Applying to doctoral programs was a very different experience. I visited excellent institutions and met impressive faculty, but rather than feeling impressed or inspired, I felt savagely insecure. Everyone around me was from world-class institutions, had more famous mentors, had more research experience than me, and seemed to know far more about research than I did. I was the kid from the rural third tier college, ignorant, eager, and naive about the world. I was an imposter, I was a fraud.
My six years at Carnegie Mellon didn’t change my feelings of inferiority. I was sure the entire time that if I didn’t work twice as hard as everyone around me that I couldn’t possibly keep up. I felt like I had to hide my origins, otherwise someone might realize I didn’t belong there. I got good at feigning confidence, mostly as a cover for my deep feelings of inadequacy. While my peers seemed to be carefree and and at home, I felt like I’d moved to another country, afraid that I couldn’t survive without knowledge everyone else seemed to have effortlessly.
When it came time to prepare for my academic job search, my sense of inferiority held me back. I didn’t network enough, I didn’t advocate for myself, and I certainly didn’t assert my strengths. People on the market the same year as me seemed to be playing some sort of game and seemed to know the rules about what to say, who to say it to, and how to present themselves to be wanted. All I knew was to write a solid application and hope someone saw some promise in me.
Joining the University of Washington felt like coming back to college. I was once again at a large public university. I was surrounded by undergrads who were like me: first or second generation college students, most without means, eager to make the most of their precious time at school. But suddenly, rather than being in a position of working hard to hide my fraud, I was free to do what had always driven me: follow my curiosity and lift those around me by teaching and mentoring. Rather than feeling the crushing weight of tenure, or the judging eyes of my colleagues, I felt like I was in a place where everyone was an imposter in some way, and working hard to overcome it.
Of course, all this time, I’m sure that few people actually viewed me as a fraud. In college, I had near perfect grades, was president of our ACM student chapter, and was thriving in research. In grad school, I published over twenty works, famously never had a paper rejected, won a lot of fellowships and paper awards, had ten job interviews at many top institutions, and as a student at the top place for HCI research in the world. And as faculty, I continued this visible success, but without the burden of inferiority, and with a strong sense of collegiality and support from everyone around me.
The worst part of all of this is not that I felt inferior. (That feeling of inferiority was part of what made me work so hard.) The worst part is that through all of my success, I’ve probably made countless others also feel inferior by keeping my feelings of inferiority private.
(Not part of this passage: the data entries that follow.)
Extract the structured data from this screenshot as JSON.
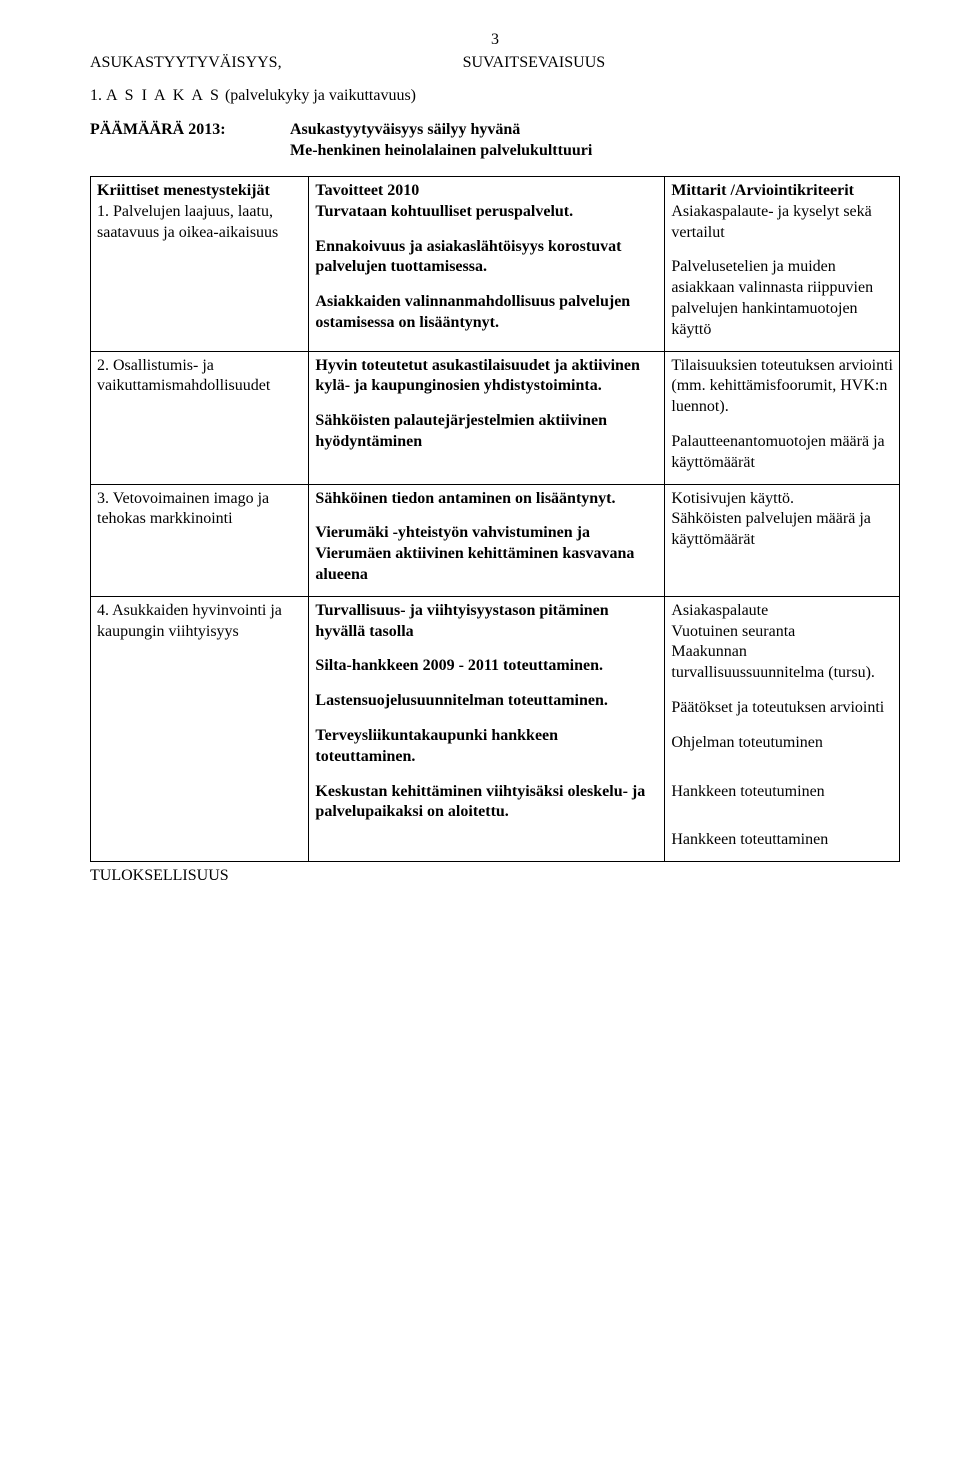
{
  "page_number": "3",
  "header_left": "ASUKASTYYTYVÄISYYS,",
  "header_right": "SUVAITSEVAISUUS",
  "section_title_prefix": "1.  ",
  "section_title_spaced": "A S I A K A S",
  "section_title_rest": " (palvelukyky ja vaikuttavuus)",
  "paamaara_label": "PÄÄMÄÄRÄ 2013:",
  "paamaara_line1": "Asukastyytyväisyys säilyy hyvänä",
  "paamaara_line2": "Me-henkinen heinolalainen palvelukulttuuri",
  "table": {
    "rows": [
      {
        "c1_head": "Kriittiset menestystekijät",
        "c1_body": [
          "1. Palvelujen laajuus, laatu, saatavuus ja oikea-aikaisuus"
        ],
        "c2_head": "Tavoitteet 2010",
        "c2_body": [
          "Turvataan kohtuulliset peruspalvelut.",
          "Ennakoivuus ja asiakaslähtöisyys korostuvat palvelujen tuottamisessa.",
          "Asiakkaiden valinnanmahdollisuus palvelujen ostamisessa on lisääntynyt."
        ],
        "c3_head": "Mittarit /Arviointikriteerit",
        "c3_body": [
          "Asiakaspalaute- ja kyselyt sekä vertailut",
          "Palvelusetelien ja muiden asiakkaan valinnasta riippuvien palvelujen hankintamuotojen käyttö"
        ]
      },
      {
        "c1_body": [
          "2. Osallistumis- ja vaikuttamismahdollisuudet"
        ],
        "c2_body": [
          "Hyvin toteutetut asukastilaisuudet ja aktiivinen kylä- ja kaupunginosien yhdistystoiminta.",
          "Sähköisten palautejärjestelmien aktiivinen hyödyntäminen"
        ],
        "c3_body": [
          "Tilaisuuksien toteutuksen arviointi (mm. kehittämisfoorumit, HVK:n luennot).",
          "Palautteenantomuotojen määrä ja käyttömäärät"
        ]
      },
      {
        "c1_body": [
          "3. Vetovoimainen imago ja tehokas markkinointi"
        ],
        "c2_body": [
          "Sähköinen tiedon antaminen on lisääntynyt.",
          "Vierumäki -yhteistyön vahvistuminen ja Vierumäen aktiivinen kehittäminen kasvavana alueena"
        ],
        "c3_body": [
          "Kotisivujen käyttö.",
          "Sähköisten palvelujen määrä ja käyttömäärät"
        ]
      },
      {
        "c1_body": [
          "4. Asukkaiden hyvinvointi ja kaupungin viihtyisyys"
        ],
        "c2_body": [
          "Turvallisuus- ja viihtyisyystason pitäminen hyvällä tasolla",
          "Silta-hankkeen 2009 - 2011 toteuttaminen.",
          "Lastensuojelusuunnitelman toteuttaminen.",
          "Terveysliikuntakaupunki hankkeen toteuttaminen.",
          "Keskustan kehittäminen viihtyisäksi oleskelu- ja palvelupaikaksi on aloitettu."
        ],
        "c3_body": [
          "Asiakaspalaute",
          "Vuotuinen seuranta",
          "Maakunnan turvallisuussuunnitelma (tursu).",
          "Päätökset ja toteutuksen arviointi",
          "Ohjelman toteutuminen",
          "Hankkeen toteutuminen",
          "Hankkeen toteuttaminen"
        ],
        "c3_big_gaps": true
      }
    ]
  },
  "footer_label": "TULOKSELLISUUS"
}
I should have spent the past twenty years making my fears visible to everyone around me. I should have called my peers out every time they said something elitist or exclusionary. I should have directed some of that hard work at creating spaces for my peers in my academic community to feel included, supported, and welcome. But instead, awash in imposter syndrome, I hid, and it hurt people.
I don’t hide anymore. Because of outstanding efforts in my community to openly discuss imposter syndrome, to develop mentorship, and to support marginalized groups in academia, I’ve learned a lot about how to prevent all the harm I likely did earlier in my career. I celebrate my successes, but I share my failures too. I try to be radically transparent in my research, teaching, and service, reminding everyone that we are all human, we all fail, and we all struggle. And most importantly, I try to tell people my story, so they see that while I may be successful by many measures, it because of a lot of hard work, a lot of luck, a lot of wonderful mentors who encouraged me and helped me navigate the world. And that if they ever need someone to do the same, I’m available.